At 23:42 +0100 1/15/13, Nick Wellnhofer wrote:
>This function is quite obviously wrong:
>
>    PARROT_PURE_FUNCTION
>    static int
>    auxcmpfunc(ARGIN(const FLOATVAL *i), ARGIN(const FLOATVAL *j))
>    {
>        ASSERT_ARGS(auxcmpfunc)
>        return (int) (*i - *j);
>    }
>
>You can't just cast a floating-point difference to integer and expect it would 
>do the right thing. Every result between -0.5 and 0.5 will result in a zero 
>integer meaning equality although the values compared are in fact different. 
>Something like that should work:
>
>    if (*i == *j) return 0;
>    if (*i <  *j) return -1;
>    else          return 1;
>
>On another note, the line "ASSERT_ARGS(auxcmpfunc)" is useless. auxcmpfunc 
>will always be non-null.
>

Back in the days of Control Data floating point one could get far better speed 
by taking advantage of the fact that a 48 bit integer with the same bit pattern 
of a float was bigger than, smaller than, or equal to another bit pattern which 
is really another float.

In C that kind of thing would have been a union but assembly was the real 
language at the time. FORTRAN didn't have any numbers after it.

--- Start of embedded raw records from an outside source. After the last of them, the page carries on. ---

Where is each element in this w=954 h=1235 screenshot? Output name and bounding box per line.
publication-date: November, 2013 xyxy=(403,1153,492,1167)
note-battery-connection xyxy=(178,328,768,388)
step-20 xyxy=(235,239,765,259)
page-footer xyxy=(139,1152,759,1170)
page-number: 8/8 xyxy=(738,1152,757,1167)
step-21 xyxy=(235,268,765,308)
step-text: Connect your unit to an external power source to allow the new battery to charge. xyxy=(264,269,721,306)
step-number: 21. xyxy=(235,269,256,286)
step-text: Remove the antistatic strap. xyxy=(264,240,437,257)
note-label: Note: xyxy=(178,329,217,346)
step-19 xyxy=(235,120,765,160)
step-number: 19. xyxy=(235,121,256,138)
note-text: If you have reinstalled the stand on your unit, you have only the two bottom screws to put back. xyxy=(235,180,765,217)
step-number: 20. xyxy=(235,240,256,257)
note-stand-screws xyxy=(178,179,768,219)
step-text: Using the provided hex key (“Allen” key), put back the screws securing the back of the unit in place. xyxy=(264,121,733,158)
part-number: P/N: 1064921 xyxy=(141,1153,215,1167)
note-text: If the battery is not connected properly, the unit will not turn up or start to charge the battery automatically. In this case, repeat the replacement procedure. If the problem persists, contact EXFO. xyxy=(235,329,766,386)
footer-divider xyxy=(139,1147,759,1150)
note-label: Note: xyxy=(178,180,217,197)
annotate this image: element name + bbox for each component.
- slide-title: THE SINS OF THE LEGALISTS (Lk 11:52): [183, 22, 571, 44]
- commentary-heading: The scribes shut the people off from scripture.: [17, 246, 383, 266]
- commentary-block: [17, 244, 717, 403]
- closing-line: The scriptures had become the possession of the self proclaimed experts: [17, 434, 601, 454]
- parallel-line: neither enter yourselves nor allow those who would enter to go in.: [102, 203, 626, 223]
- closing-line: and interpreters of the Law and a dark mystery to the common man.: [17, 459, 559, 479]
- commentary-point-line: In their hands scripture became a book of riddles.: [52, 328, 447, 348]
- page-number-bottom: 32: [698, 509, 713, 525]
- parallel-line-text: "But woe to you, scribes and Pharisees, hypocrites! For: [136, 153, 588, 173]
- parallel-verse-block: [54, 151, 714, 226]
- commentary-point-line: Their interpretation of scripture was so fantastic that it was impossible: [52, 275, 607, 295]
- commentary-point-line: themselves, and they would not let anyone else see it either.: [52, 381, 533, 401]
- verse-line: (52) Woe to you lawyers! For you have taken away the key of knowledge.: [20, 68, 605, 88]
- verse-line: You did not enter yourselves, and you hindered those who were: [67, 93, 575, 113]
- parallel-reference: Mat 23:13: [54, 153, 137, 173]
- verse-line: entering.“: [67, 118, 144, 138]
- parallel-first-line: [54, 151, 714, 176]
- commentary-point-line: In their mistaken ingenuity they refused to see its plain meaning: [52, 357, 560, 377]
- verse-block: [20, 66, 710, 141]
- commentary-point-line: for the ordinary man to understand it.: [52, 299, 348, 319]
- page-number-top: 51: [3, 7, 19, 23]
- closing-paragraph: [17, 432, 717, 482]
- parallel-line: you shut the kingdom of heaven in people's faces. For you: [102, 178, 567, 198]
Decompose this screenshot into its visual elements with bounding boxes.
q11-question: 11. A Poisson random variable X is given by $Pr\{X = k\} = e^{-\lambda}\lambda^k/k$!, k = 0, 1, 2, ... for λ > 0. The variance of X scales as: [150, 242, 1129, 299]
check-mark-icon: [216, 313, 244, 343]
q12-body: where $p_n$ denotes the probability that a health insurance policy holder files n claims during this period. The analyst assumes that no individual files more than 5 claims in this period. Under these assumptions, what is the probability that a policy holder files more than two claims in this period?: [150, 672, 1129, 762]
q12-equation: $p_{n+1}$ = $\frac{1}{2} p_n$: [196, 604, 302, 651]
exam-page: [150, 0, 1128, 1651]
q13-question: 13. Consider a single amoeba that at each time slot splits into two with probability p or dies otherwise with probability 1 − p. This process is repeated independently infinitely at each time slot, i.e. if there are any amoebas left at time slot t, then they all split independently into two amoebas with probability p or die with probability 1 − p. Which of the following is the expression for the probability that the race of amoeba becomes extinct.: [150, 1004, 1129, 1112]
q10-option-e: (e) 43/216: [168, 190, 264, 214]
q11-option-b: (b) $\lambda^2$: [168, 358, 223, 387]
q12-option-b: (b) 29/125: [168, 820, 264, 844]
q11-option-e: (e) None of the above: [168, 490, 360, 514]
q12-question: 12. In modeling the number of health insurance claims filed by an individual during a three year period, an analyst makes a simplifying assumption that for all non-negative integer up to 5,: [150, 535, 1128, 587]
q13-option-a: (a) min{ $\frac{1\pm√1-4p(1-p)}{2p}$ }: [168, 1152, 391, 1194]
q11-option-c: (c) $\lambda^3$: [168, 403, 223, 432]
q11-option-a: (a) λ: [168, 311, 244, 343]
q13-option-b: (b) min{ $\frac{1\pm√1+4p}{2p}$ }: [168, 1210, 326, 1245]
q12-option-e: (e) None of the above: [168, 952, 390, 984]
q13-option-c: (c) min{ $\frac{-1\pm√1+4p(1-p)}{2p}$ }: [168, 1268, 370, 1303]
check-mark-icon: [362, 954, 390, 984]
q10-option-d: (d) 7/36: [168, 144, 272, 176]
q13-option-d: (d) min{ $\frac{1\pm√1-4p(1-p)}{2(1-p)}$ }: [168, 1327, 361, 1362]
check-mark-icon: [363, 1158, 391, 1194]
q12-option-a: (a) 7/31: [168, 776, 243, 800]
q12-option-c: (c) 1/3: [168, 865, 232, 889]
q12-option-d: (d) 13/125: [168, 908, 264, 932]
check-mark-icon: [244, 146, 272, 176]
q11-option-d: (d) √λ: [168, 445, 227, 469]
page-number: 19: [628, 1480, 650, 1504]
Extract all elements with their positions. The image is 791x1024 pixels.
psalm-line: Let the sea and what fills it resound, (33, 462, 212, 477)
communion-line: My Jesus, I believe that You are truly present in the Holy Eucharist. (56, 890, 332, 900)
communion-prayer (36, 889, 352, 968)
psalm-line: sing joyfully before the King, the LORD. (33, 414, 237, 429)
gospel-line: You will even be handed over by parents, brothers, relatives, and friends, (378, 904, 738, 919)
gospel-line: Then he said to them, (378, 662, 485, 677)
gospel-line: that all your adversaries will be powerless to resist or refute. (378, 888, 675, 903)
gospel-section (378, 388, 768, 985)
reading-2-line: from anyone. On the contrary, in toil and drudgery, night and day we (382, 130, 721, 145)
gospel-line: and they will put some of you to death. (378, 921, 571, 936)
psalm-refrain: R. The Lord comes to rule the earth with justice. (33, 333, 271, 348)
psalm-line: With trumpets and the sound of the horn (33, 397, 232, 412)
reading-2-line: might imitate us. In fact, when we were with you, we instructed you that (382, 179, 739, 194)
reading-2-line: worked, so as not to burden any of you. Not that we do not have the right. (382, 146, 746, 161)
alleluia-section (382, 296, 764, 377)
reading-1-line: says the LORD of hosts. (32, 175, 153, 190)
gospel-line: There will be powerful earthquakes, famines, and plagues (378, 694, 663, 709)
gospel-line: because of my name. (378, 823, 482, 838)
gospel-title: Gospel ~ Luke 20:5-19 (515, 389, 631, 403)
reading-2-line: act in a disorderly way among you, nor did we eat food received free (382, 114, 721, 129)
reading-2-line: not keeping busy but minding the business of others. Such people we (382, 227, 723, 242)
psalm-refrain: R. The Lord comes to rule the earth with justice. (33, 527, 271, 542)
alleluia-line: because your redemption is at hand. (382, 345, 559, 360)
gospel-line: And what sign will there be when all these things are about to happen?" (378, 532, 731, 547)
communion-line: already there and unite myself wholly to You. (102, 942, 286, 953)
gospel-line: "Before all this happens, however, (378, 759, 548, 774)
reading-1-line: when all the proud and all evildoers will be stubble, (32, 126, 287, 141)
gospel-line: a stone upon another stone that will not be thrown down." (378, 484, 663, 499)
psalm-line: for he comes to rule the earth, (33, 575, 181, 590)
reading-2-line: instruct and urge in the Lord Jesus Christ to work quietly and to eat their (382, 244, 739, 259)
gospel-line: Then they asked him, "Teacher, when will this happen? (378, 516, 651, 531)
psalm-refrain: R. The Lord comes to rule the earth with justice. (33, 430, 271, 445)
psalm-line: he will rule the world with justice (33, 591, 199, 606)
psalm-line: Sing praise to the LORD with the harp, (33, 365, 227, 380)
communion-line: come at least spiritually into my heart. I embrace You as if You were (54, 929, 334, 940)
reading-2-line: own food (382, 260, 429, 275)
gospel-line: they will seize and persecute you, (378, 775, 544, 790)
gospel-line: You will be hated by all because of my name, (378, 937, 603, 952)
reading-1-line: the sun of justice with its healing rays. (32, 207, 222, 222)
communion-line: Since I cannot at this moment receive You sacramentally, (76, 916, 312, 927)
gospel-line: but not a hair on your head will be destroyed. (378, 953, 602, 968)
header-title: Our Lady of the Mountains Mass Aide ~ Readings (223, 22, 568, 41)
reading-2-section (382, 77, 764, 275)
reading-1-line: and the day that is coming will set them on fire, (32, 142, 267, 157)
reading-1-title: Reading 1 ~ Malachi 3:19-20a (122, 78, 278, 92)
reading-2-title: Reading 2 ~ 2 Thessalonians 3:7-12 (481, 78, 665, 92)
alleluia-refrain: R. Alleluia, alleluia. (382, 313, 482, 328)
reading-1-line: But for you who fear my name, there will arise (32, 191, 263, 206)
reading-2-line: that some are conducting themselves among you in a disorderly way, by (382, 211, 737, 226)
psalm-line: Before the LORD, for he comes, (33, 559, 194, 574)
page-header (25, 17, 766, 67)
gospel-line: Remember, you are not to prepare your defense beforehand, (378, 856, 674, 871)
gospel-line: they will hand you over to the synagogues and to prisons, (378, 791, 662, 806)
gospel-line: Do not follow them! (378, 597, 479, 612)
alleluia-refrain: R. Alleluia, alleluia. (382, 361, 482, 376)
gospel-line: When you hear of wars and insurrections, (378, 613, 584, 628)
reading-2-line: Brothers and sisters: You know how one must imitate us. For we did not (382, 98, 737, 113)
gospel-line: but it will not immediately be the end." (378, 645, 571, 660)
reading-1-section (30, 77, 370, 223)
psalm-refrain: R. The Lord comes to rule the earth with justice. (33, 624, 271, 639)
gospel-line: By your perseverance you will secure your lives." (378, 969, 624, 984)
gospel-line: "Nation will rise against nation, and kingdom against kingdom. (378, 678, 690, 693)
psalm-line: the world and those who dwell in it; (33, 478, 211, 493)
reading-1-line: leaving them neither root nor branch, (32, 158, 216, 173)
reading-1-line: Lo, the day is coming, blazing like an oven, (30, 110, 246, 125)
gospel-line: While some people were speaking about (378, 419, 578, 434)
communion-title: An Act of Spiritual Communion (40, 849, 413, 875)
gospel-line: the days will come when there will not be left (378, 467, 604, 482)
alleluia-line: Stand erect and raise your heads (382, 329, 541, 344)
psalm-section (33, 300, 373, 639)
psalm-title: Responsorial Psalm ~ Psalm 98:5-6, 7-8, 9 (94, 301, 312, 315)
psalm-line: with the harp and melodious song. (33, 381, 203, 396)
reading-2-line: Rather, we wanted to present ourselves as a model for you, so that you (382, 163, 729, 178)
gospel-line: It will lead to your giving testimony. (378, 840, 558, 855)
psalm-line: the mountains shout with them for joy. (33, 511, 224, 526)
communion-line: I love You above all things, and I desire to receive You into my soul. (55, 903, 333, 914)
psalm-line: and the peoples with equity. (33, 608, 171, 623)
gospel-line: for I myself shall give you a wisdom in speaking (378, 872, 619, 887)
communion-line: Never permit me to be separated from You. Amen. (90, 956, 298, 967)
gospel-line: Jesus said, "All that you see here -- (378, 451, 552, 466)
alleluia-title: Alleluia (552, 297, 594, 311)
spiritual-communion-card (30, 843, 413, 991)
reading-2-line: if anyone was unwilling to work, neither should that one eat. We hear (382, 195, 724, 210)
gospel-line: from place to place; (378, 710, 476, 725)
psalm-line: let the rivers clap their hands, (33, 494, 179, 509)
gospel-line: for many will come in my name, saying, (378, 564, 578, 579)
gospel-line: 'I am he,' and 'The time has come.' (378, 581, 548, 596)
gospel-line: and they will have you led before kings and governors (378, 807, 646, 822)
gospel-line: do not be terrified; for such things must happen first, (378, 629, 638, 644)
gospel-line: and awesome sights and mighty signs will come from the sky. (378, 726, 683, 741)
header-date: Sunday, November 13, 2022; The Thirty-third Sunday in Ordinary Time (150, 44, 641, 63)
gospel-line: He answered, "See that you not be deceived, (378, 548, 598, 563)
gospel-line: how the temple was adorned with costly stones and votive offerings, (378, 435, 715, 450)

Normalized IEEE floats exhibit the same characteristic and the comparison will 
work in 64 bits if the commands provided on the processor chip can get the 
floats into registers than can be compared as integers. Would the speed be any 
better than floating point subtractions in hardware? - I donno.

There is also the question of just what does one mean by equality when 
inequality can be an artifact of the likes of decimal to binary conversion of 
fractions with a finite number of bits.